May perches on the edge of her bunk, her
legs dangling. She cocks her head in the way she has since she was a small girl and knew she was in trouble.
“What took so long? I’ve been waiting for you for hours.”
“What have you done, May? What have you done?”
She ignores my questions. “You missed lunch. But I brought you some rice.”
She opens her hand and shows me a misshapen ball of rice. I slap it from her palm. The women around us look away.
“Why did you lie in there?” I ask. “Why would you do that?”
Her legs swing back and forth like she’s a child whose feet don’t yet reach the floor. I stare up at her, breathing heavily through my nose. I’ve never been this angry with her. This isn’t a pair of muddied shoes or a borrowed blouse that’s been stained.

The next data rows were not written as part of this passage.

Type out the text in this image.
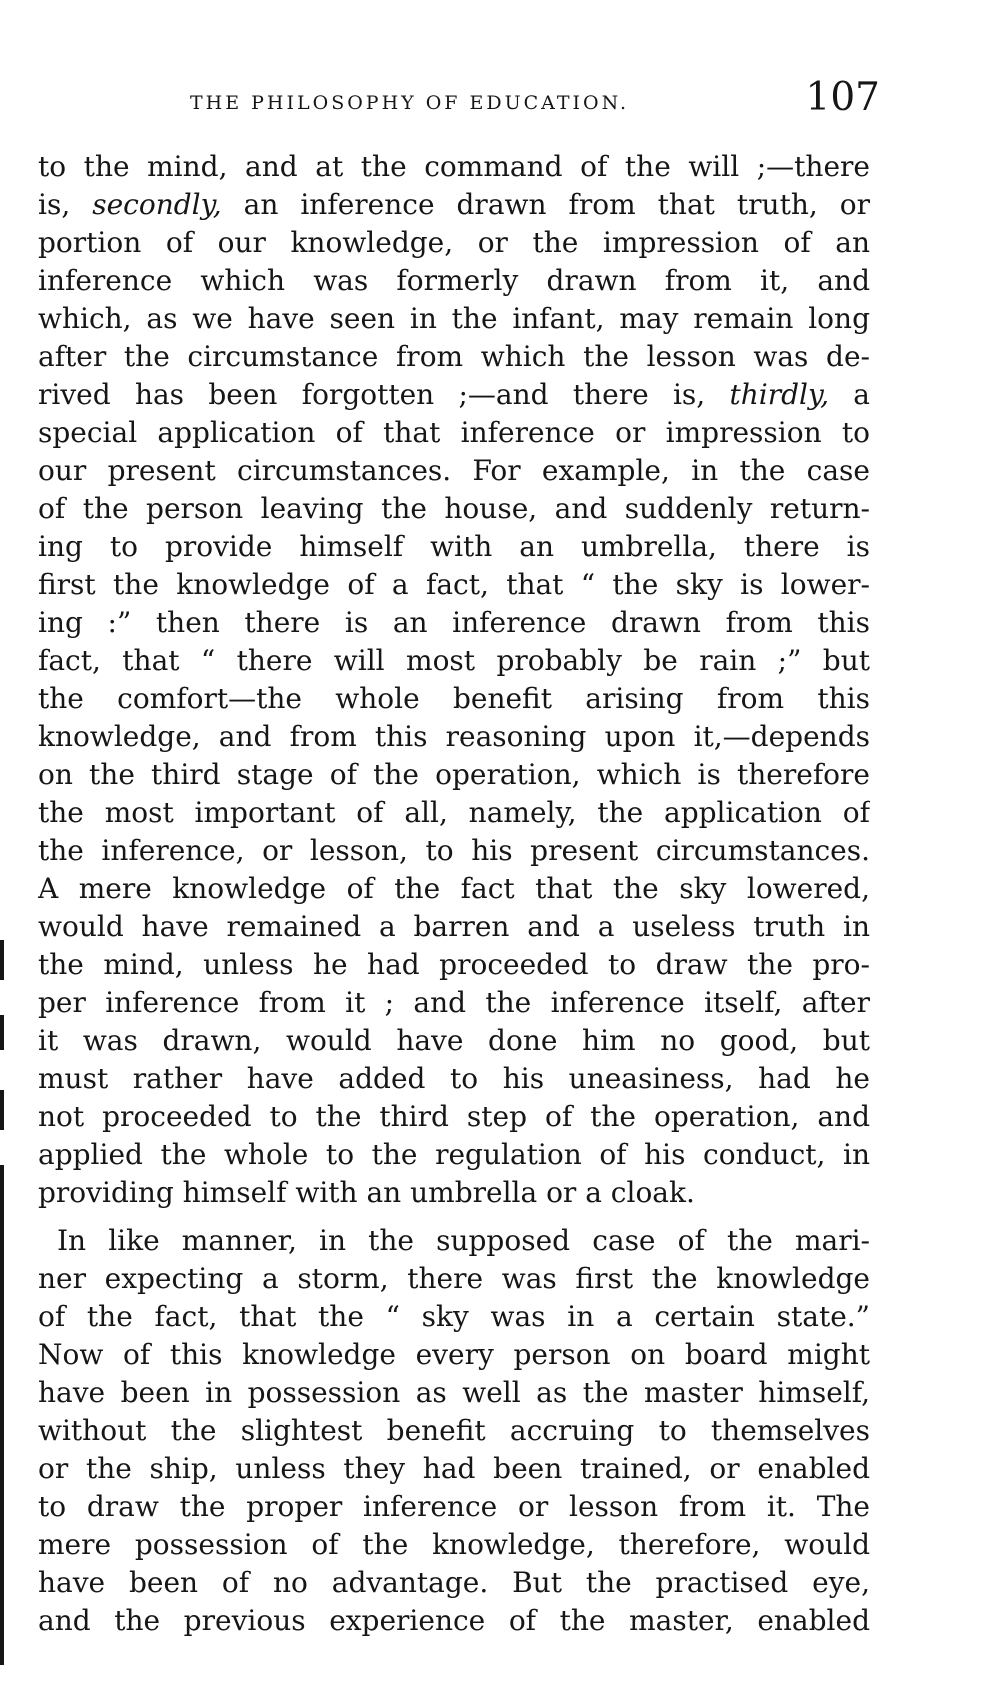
THE PHILOSOPHY OF EDUCATION.	107
to the mind, and at the command of the will ;—there
is, secondly, an inference drawn from that truth, or
portion of our knowledge, or the impression of an
inference which was formerly drawn from it, and
which, as we have seen in the infant, may remain long
after the circumstance from which the lesson was de-
rived has been forgotten ;—and there is, thirdly, a
special application of that inference or impression to
our present circumstances. For example, in the case
of the person leaving the house, and suddenly return-
ing to provide himself with an umbrella, there is
first the knowledge of a fact, that “ the sky is lower-
ing :” then there is an inference drawn from this
fact, that “ there will most probably be rain ;” but
the comfort—the whole benefit arising from this
knowledge, and from this reasoning upon it,—depends
on the third stage of the operation, which is therefore
the most important of all, namely, the application of
the inference, or lesson, to his present circumstances.
A mere knowledge of the fact that the sky lowered,
would have remained a barren and a useless truth in
the mind, unless he had proceeded to draw the pro-
per inference from it ; and the inference itself, after
it was drawn, would have done him no good, but
must rather have added to his uneasiness, had he
not proceeded to the third step of the operation, and
applied the whole to the regulation of his conduct, in
providing himself with an umbrella or a cloak.
In like manner, in the supposed case of the mari-
ner expecting a storm, there was first the knowledge
of the fact, that the “ sky was in a certain state.”
Now of this knowledge every person on board might
have been in possession as well as the master himself,
without the slightest benefit accruing to themselves
or the ship, unless they had been trained, or enabled
to draw the proper inference or lesson from it. The
mere possession of the knowledge, therefore, would
have been of no advantage. But the practised eye,
and the previous experience of the master, enabled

“I didn’t understand what they were saying. I don’t know that singsong Sze Yup. I only know the northern song of Shanghai.”
“And that’s my fault?” But even as I say it, I realize I share some responsibility for this. I know she doesn’t understand the dialect of our ancestral home. Why didn’t I think of that? But the Dragon in me is still stubborn and mad.
“We’ve been through so much, but you couldn’t take five minutes on the ship to look at the coaching book.”
When she shrugs, a wave of fury sweeps through me.
“Do you want them to send us back?”
She doesn’t respond, but the predictable tears form.
“Is that what you want?” I persist.
Now those predictable tears fall and drip onto her baggy jacket, staining the cloth with slowly spreading blue splotches. But if she’s predictable, so am I.
I shake her legs. The older sister, who’s always right, demands, “What’s wrong with you?”
She mumbles something.
“What?”
She stops swinging her legs. She keeps her face tucked low, but I’m looking up at her and she can’t avoid me. She mumbles again.
“Say it so I can hear it,” I rasp impatiently.
She tilts her head, meets my eyes, and whispers just loud enough for me to hear. “I’m pregnant.”